The Ibanez brand of guitars is almost synonymous with metal music, and that has become a fact over these past several decades. One guitarist who contributed to this the most is definitely Steve Vai. When he joined forces with Ibanez in late ’80s, they created one of the most impressive guitar models even to this day. Of course, we are talking about Ibanez JEM series. What sets JEM line of guitars apart from similar signature models is the fact that Vai is actually using these guitars. As a matter of fact, his JEMs are the staple of his gear.
Of all the models available, JEM7V in white is the most popular choice for many. This is probably because Steve Vai’s favorite guitars – named ‘Flo’ and ‘Evo’ – are based on this very model. The difference between a standard JEM7V and those that Vai uses is minimal. In short, if you own Ibanez JEM7V, you can mimic Vai’s tone pretty closely. Our mission today is to take a closer look at this guitar and see what makes it so popular even after all these years.
For a guitar that has been in production for decades now, JEM7V is still going strong. It’s one of those guitars you can recognize on the street from far away. As you are about to find out, it’s the incredible selection of components that make this model so impressive in all aspects that matter. We are going to start with the overview of the features you can find on a standard JEM7V, and then move on to how it performs.
The body of JEM7VWH comes in a standard super Strat shape we are used to seeing in Ibanez guitars. The only difference is the routed carry handle which is a Vai’s own creation. The tonewood used for this guitar is alder. The neck is a very fine 5-piece unit made of maple and walnut.
The craftsmanship makes it one of the more beautiful multi-piece necks available today. On the top, you will find a rosewood fretboard with pearl-abalone vine inlays. One of the more recognizable parts of this guitar is its pearl pick guard.
The hardware is all gold plated. This includes the tuners, the nut, and of course the bridge. Speaking of which, it’s an Edge Pro tremolo bridge. Now for the thing that matters the most – the electronics. The pickups on JEM7V are made by DiMarzio and come in form of two Evolution humbuckers, along with a Custom single coil. These are controlled by one tone knob, one volume knob, and a selector switch. It’s worth noting that these humbuckers are Steve Vai’s design, which gives them a more characteristic tone.

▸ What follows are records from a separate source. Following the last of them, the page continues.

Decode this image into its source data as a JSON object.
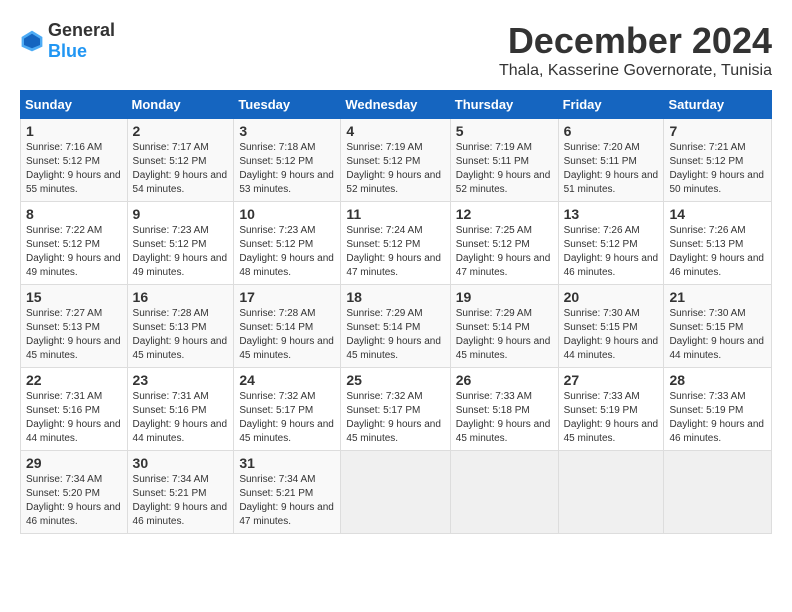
{
  "logo": {
    "text_general": "General",
    "text_blue": "Blue"
  },
  "header": {
    "month_year": "December 2024",
    "location": "Thala, Kasserine Governorate, Tunisia"
  },
  "weekdays": [
    "Sunday",
    "Monday",
    "Tuesday",
    "Wednesday",
    "Thursday",
    "Friday",
    "Saturday"
  ],
  "weeks": [
    [
      {
        "day": "1",
        "sunrise": "7:16 AM",
        "sunset": "5:12 PM",
        "daylight": "9 hours and 55 minutes."
      },
      {
        "day": "2",
        "sunrise": "7:17 AM",
        "sunset": "5:12 PM",
        "daylight": "9 hours and 54 minutes."
      },
      {
        "day": "3",
        "sunrise": "7:18 AM",
        "sunset": "5:12 PM",
        "daylight": "9 hours and 53 minutes."
      },
      {
        "day": "4",
        "sunrise": "7:19 AM",
        "sunset": "5:12 PM",
        "daylight": "9 hours and 52 minutes."
      },
      {
        "day": "5",
        "sunrise": "7:19 AM",
        "sunset": "5:11 PM",
        "daylight": "9 hours and 52 minutes."
      },
      {
        "day": "6",
        "sunrise": "7:20 AM",
        "sunset": "5:11 PM",
        "daylight": "9 hours and 51 minutes."
      },
      {
        "day": "7",
        "sunrise": "7:21 AM",
        "sunset": "5:12 PM",
        "daylight": "9 hours and 50 minutes."
      }
    ],
    [
      {
        "day": "8",
        "sunrise": "7:22 AM",
        "sunset": "5:12 PM",
        "daylight": "9 hours and 49 minutes."
      },
      {
        "day": "9",
        "sunrise": "7:23 AM",
        "sunset": "5:12 PM",
        "daylight": "9 hours and 49 minutes."
      },
      {
        "day": "10",
        "sunrise": "7:23 AM",
        "sunset": "5:12 PM",
        "daylight": "9 hours and 48 minutes."
      },
      {
        "day": "11",
        "sunrise": "7:24 AM",
        "sunset": "5:12 PM",
        "daylight": "9 hours and 47 minutes."
      },
      {
        "day": "12",
        "sunrise": "7:25 AM",
        "sunset": "5:12 PM",
        "daylight": "9 hours and 47 minutes."
      },
      {
        "day": "13",
        "sunrise": "7:26 AM",
        "sunset": "5:12 PM",
        "daylight": "9 hours and 46 minutes."
      },
      {
        "day": "14",
        "sunrise": "7:26 AM",
        "sunset": "5:13 PM",
        "daylight": "9 hours and 46 minutes."
      }
    ],
    [
      {
        "day": "15",
        "sunrise": "7:27 AM",
        "sunset": "5:13 PM",
        "daylight": "9 hours and 45 minutes."
      },
      {
        "day": "16",
        "sunrise": "7:28 AM",
        "sunset": "5:13 PM",
        "daylight": "9 hours and 45 minutes."
      },
      {
        "day": "17",
        "sunrise": "7:28 AM",
        "sunset": "5:14 PM",
        "daylight": "9 hours and 45 minutes."
      },
      {
        "day": "18",
        "sunrise": "7:29 AM",
        "sunset": "5:14 PM",
        "daylight": "9 hours and 45 minutes."
      },
      {
        "day": "19",
        "sunrise": "7:29 AM",
        "sunset": "5:14 PM",
        "daylight": "9 hours and 45 minutes."
      },
      {
        "day": "20",
        "sunrise": "7:30 AM",
        "sunset": "5:15 PM",
        "daylight": "9 hours and 44 minutes."
      },
      {
        "day": "21",
        "sunrise": "7:30 AM",
        "sunset": "5:15 PM",
        "daylight": "9 hours and 44 minutes."
      }
    ],
    [
      {
        "day": "22",
        "sunrise": "7:31 AM",
        "sunset": "5:16 PM",
        "daylight": "9 hours and 44 minutes."
      },
      {
        "day": "23",
        "sunrise": "7:31 AM",
        "sunset": "5:16 PM",
        "daylight": "9 hours and 44 minutes."
      },
      {
        "day": "24",
        "sunrise": "7:32 AM",
        "sunset": "5:17 PM",
        "daylight": "9 hours and 45 minutes."
      },
      {
        "day": "25",
        "sunrise": "7:32 AM",
        "sunset": "5:17 PM",
        "daylight": "9 hours and 45 minutes."
      },
      {
        "day": "26",
        "sunrise": "7:33 AM",
        "sunset": "5:18 PM",
        "daylight": "9 hours and 45 minutes."
      },
      {
        "day": "27",
        "sunrise": "7:33 AM",
        "sunset": "5:19 PM",
        "daylight": "9 hours and 45 minutes."
      },
      {
        "day": "28",
        "sunrise": "7:33 AM",
        "sunset": "5:19 PM",
        "daylight": "9 hours and 46 minutes."
      }
    ],
    [
      {
        "day": "29",
        "sunrise": "7:34 AM",
        "sunset": "5:20 PM",
        "daylight": "9 hours and 46 minutes."
      },
      {
        "day": "30",
        "sunrise": "7:34 AM",
        "sunset": "5:21 PM",
        "daylight": "9 hours and 46 minutes."
      },
      {
        "day": "31",
        "sunrise": "7:34 AM",
        "sunset": "5:21 PM",
        "daylight": "9 hours and 47 minutes."
      },
      null,
      null,
      null,
      null
    ]
  ]
}
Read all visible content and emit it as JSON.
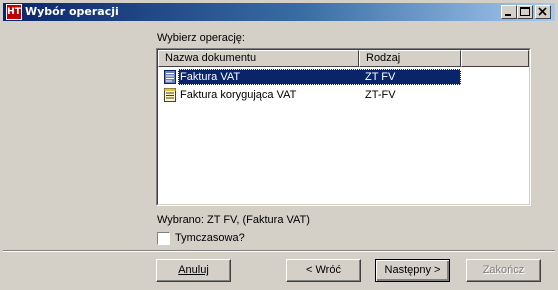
{
  "window": {
    "title": "Wybór operacji",
    "app_icon_text": "HT"
  },
  "list": {
    "label": "Wybierz operację:",
    "columns": [
      "Nazwa dokumentu",
      "Rodzaj"
    ],
    "rows": [
      {
        "name": "Faktura VAT",
        "type": "ZT FV",
        "selected": true
      },
      {
        "name": "Faktura korygująca VAT",
        "type": "ZT-FV",
        "selected": false
      }
    ]
  },
  "selection_info": "Wybrano: ZT FV, (Faktura VAT)",
  "temporary_checkbox": {
    "label": "Tymczasowa?",
    "checked": false
  },
  "buttons": {
    "cancel": "Anuluj",
    "back": "< Wróć",
    "next": "Następny >",
    "finish": "Zakończ"
  },
  "icons": {
    "app": "app-logo-icon",
    "minimize": "minimize-icon",
    "maximize": "maximize-icon",
    "close": "close-icon",
    "row_selected": "document-icon",
    "row": "document-icon"
  },
  "colors": {
    "title_bar_start": "#0a246a",
    "title_bar_end": "#a6caf0",
    "selection": "#0a246a",
    "face": "#d4d0c8"
  }
}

The performance of JEM7V is exactly what you could expect from a guitar that was carefully designed by Steve Vai. The impressive craftsmanship is not there just for show. This thing plays like a dream.
Here’s a quick video review of the Ibanez Jem, so you can see once again how sweet it plays.
Neck & Bridge
The neck is pretty fast, and will give you the elite Ibanez experience. Something that is extremely valued especially in the world of rock and metal. Edge Pro bridge isn’t a legit Floyd Rose, but it’s one of the top licensed tremolo bridges built on this design. It holds the tuning reliably and allows for some pretty extreme dive bombers without budging.
The pickups are a whole different ball game. One of the first thing that really shows you what kind of guitar you’re dealing with, is the range you can get from these pickups. You can play just about anything you want. For a passive set, DiMarzio Evolution humbuckers have a refreshingly powerful output. When plugged in the same chain with different modulation pedals, you immediately recognize that Vai had something to do with their design.
The custom single coil made by DiMarzio fits the whole setup perfectly. Once you start playing with different pickup positions, you can get some interesting results once you pair the single coil with humbuckers. It’s punchy and gives a bit of headroom to the finely tuned humbuckers.
For example, the bridge humbucker is pretty beefy, but the single coil gives it that much-needed snap. It’s a similar story with the neck humbucker. Overall the sound this guitar delivers is pure bliss, especially for the followers of Vai’s tone and those who need more maneuvering space to work with.
JEM7V is a dream no matter which individual aspect of its design you single out. The guitar is just that good. From design to performance, it’s all excellent.
There isn’t a single drawback we could find to this thing. JEM7V is in the class of guitars where you will hardly find factory defects or something not done right. This axe is still one of the best Ibanez models in circulation.
It’s not every day that a guitar manufacturer delivers a model that reaches the level of fame like JEM7V. It is up there with Stratocasters and Les Pauls in terms of its impact on the guitar world, and how much it is appreciated today. Steve Vai’s decision to work with Ibanez is something both parties benefited from.
In the grand scheme of things, the guitar world would be vastly different if it wasn’t for this guitar. Whether or not it’s a model you would enjoy largely depends on your personal playing style, and what kind of tone you’re after.
The only thing we can say is that Ibanez JEM7VWH is still one of the best choices on the market for those looking to buy a truly great rock/metal guitar. With the selection of pickups and tonewood, JEM7V handles even stuff like blues and funk. In terms of sound, it’s a multi-tool.
With that said, this guitar costs a pretty penny. To get one, you will need to set aside a decent amount of money, which is partially why we don’t see a lot of them out there. However, those who know what this guitar offers will see it as a worthwhile investment.